We need to first launch the ollama instance. In a terminal window in the jupyter lab instance, run:
export OLLAMA_HOST="0.0.0.0:$(shuf -i 3000-65000 -n 1)"; echo ${OLLAMA_HOST##*:} > ~/.ollama_port
ollama serve
In [30]:
import os
from ollama import Client
# Read the port from the file
with open(os.path.expanduser('~/.ollama_port')) as f:
port = f.read().strip()
# Connect to 127.0.0.1:<port>
host = f"http://127.0.0.1:{port}"
client = Client(host=host)
In [31]:
# Get LLM
client.pull("gemma3:4b")
Out[31]:
ProgressResponse(status='success', completed=None, total=None, digest=None)
In [32]:
llm = Ollama(
model="gemma3:4b",
base_url=f"http://127.0.0.1:{port}", # CRITICAL: Use your custom port
temperature=0
)
In [33]:
llm.invoke("How are you?")
Out[33]:
'I’m doing well, thanks for asking! As a large language model, I don’t really *feel* in the way humans do, but my systems are running smoothly and I’m ready to chat and help you with whatever you need. 😊 \n\nHow about you? How’s your day going so far?'
Task 7¶
Write a function that uses the workplace_retriever function to parse your question, retrieves relevant responses from workplace_retriever, and then sends this context to the LLM for it to answer your question in natural language. Fill in workplace_question which accomplishes this task.
In [34]:
#SOLUTION
def workplace_question(question):
retriever = workplace_retriever()
context = retriever.invoke(question)
llm = Ollama(model="gemma3:4b",base_url=f"http://127.0.0.1:{port}",temperature="0.2")
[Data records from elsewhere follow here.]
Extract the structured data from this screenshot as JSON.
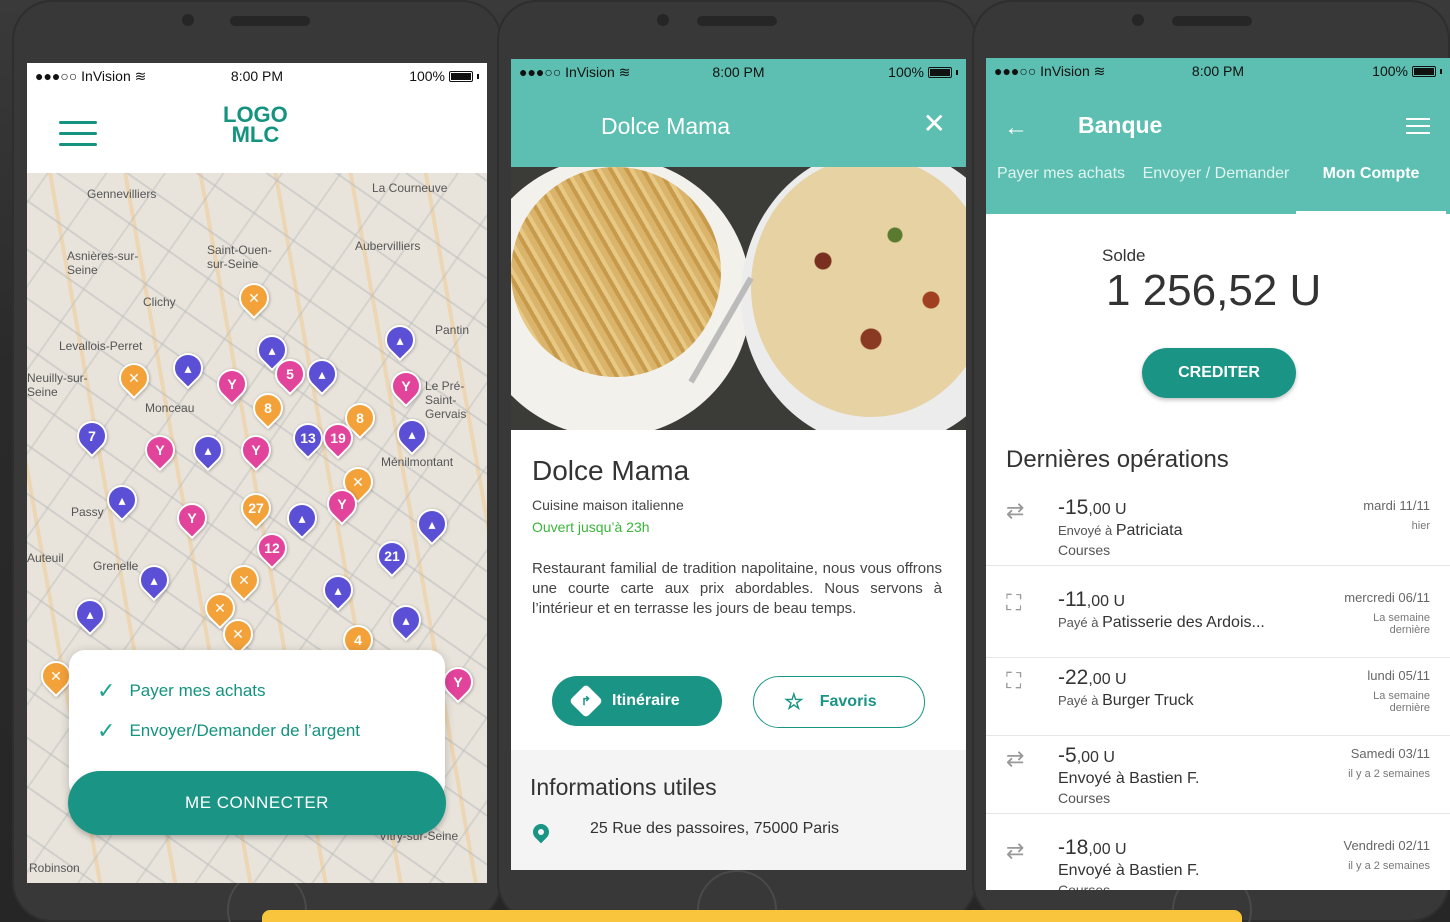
{
  "status": {
    "carrier": "●●●○○ InVision ≋",
    "time": "8:00 PM",
    "battery": "100%"
  },
  "screen1": {
    "logo_line1": "LOGO",
    "logo_line2": "MLC",
    "map_labels": [
      "Gennevilliers",
      "La Courneuve",
      "Asnières-sur-Seine",
      "Saint-Ouen-sur-Seine",
      "Aubervilliers",
      "Clichy",
      "Levallois-Perret",
      "Pantin",
      "Neuilly-sur-Seine",
      "Monceau",
      "Le Pré-Saint-Gervais",
      "Ménilmontant",
      "Passy",
      "Grenelle",
      "Auteuil",
      "Robinson",
      "Vitry-sur-Seine"
    ],
    "checks": [
      "Payer mes achats",
      "Envoyer/Demander de l’argent"
    ],
    "connect_label": "ME CONNECTER"
  },
  "screen2": {
    "title": "Dolce Mama",
    "close": "✕",
    "name": "Dolce Mama",
    "subtitle": "Cuisine maison italienne",
    "open": "Ouvert jusqu’à 23h",
    "description": "Restaurant familial de tradition napolitaine, nous vous offrons une courte carte aux prix abordables. Nous servons à l’intérieur et en terrasse les jours de beau temps.",
    "btn_itinerary": "Itinéraire",
    "btn_favoris": "Favoris",
    "info_title": "Informations utiles",
    "address": "25 Rue des passoires, 75000 Paris"
  },
  "screen3": {
    "title": "Banque",
    "tabs": [
      "Payer mes achats",
      "Envoyer / Demander",
      "Mon Compte"
    ],
    "solde_label": "Solde",
    "solde_value": "1 256,52  U",
    "crediter": "CREDITER",
    "ops_title": "Dernières opérations",
    "operations": [
      {
        "amount": "-15",
        "cents": ",00 U",
        "prefix": "Envoyé à ",
        "who": "Patriciata",
        "note": "Courses",
        "date": "mardi 11/11",
        "rel": "hier"
      },
      {
        "amount": "-11",
        "cents": ",00 U",
        "prefix": "Payé à ",
        "who": "Patisserie des Ardois...",
        "note": "",
        "date": "mercredi 06/11",
        "rel": "La semaine dernière"
      },
      {
        "amount": "-22",
        "cents": ",00 U",
        "prefix": "Payé à ",
        "who": "Burger Truck",
        "note": "",
        "date": "lundi 05/11",
        "rel": "La semaine dernière"
      },
      {
        "amount": "-5",
        "cents": ",00 U",
        "prefix": "Envoyé à ",
        "who": "Bastien F.",
        "note": "Courses",
        "date": "Samedi 03/11",
        "rel": "il y a 2 semaines"
      },
      {
        "amount": "-18",
        "cents": ",00 U",
        "prefix": "Envoyé à ",
        "who": "Bastien F.",
        "note": "Courses",
        "date": "Vendredi 02/11",
        "rel": "il y a 2 semaines"
      }
    ]
  },
  "colors": {
    "accent": "#1a9484",
    "header": "#5cbfb1",
    "open_green": "#3ab53a",
    "pin_purple": "#5b4fd6",
    "pin_pink": "#e2439b",
    "pin_orange": "#f3a23a",
    "highlight": "#f9c53d"
  },
  "icons": [
    "hamburger-icon",
    "check-icon",
    "close-icon",
    "directions-icon",
    "star-icon",
    "location-pin-icon",
    "back-arrow-icon",
    "menu-icon",
    "transfer-icon",
    "qr-scan-icon"
  ]
}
prompt = f"Based on the following context: {context}, answer the question: "
response = llm.invoke(prompt + question)
return response
In [35]:
print(workplace_question("Who are the people that work at Starbucks?"))
Based on the provided documents, the people who work at Starbucks are: * Brian * Beth
Part 3: LangChain RAG¶
The above is a very simple example of a RAG. Now, using langchain, we can put everything together in a cleaner and all inclusive way in one go. Let's combine everything we've learned into the function generate_rag.
- The below implementation has a custom class that allows us to view what chunks are being used based on our queries.
In [36]:
def generate_rag(verbose=False, chunk_info=False):
import glob
random_id = random.randint(100000, 999999)
vectorizer = HuggingFaceEmbeddings(model_name="all-MiniLM-L6-v2")
db = Chroma(embedding_function=vectorizer, collection_name=f"expanse_all_temp_{random_id}")
pattern = 'expanse_doc_*.txt'
file_list = glob.glob(pattern)
for file_name in file_list:
loader = TextLoader(file_name)
documents = loader.load()
text_splitter = RecursiveCharacterTextSplitter(chunk_size=1000, chunk_overlap=10, separators=[" ", ",", "\n"])
texts = text_splitter.split_documents(documents)
for id,text in enumerate(texts):
text.metadata["chunk_number"] = id
db.add_documents(texts)
template = """<s>[INST] Given the context - {context} </s>[INST] [INST] Answer the following question - {question}[/INST]"""
pt = PromptTemplate(
template=template, input_variables=["context", "question"]
)
# Let's retrieve the top 3 chunks for our results
retriever = db.as_retriever(search_kwargs={"k": 3})
class CustomRetrievalQA(RetrievalQA):
def invoke(self, *args, **kwargs):
result = super().invoke(*args, **kwargs)
if chunk_info:
# Print out the chunks that were retrieved
print("Chunks being looked at:")
chunks = retriever.invoke(*args, **kwargs)
for chunk in chunks:
print(f"Source: {chunk.metadata['source']}, Chunk number: {chunk.metadata['chunk_number']}")
print(f"Text snippet: {chunk.page_content[:200]}...\n") # Print the first 200 characters
return result
rag = CustomRetrievalQA.from_chain_type(
llm=Ollama(model="gemma3:4b",base_url=f"http://127.0.0.1:{port}", temperature="0"),
retriever=retriever,
memory=ConversationSummaryMemory(llm=Ollama(model="gemma3:4b", base_url=f"http://127.0.0.1:{port}")),
chain_type_kwargs={"prompt": pt, "verbose": verbose},
)
return rag
Task 8¶
Compare how gemma performs without context, and with context, so without RAG and with RAG.
In [37]:
print(llm.invoke("How can a user check their resource allocations and the resources they can use on the Expanse supercomputer"))
#Try "How can a user check their resource allocations and the resources they can use on the Expanse supercomputer"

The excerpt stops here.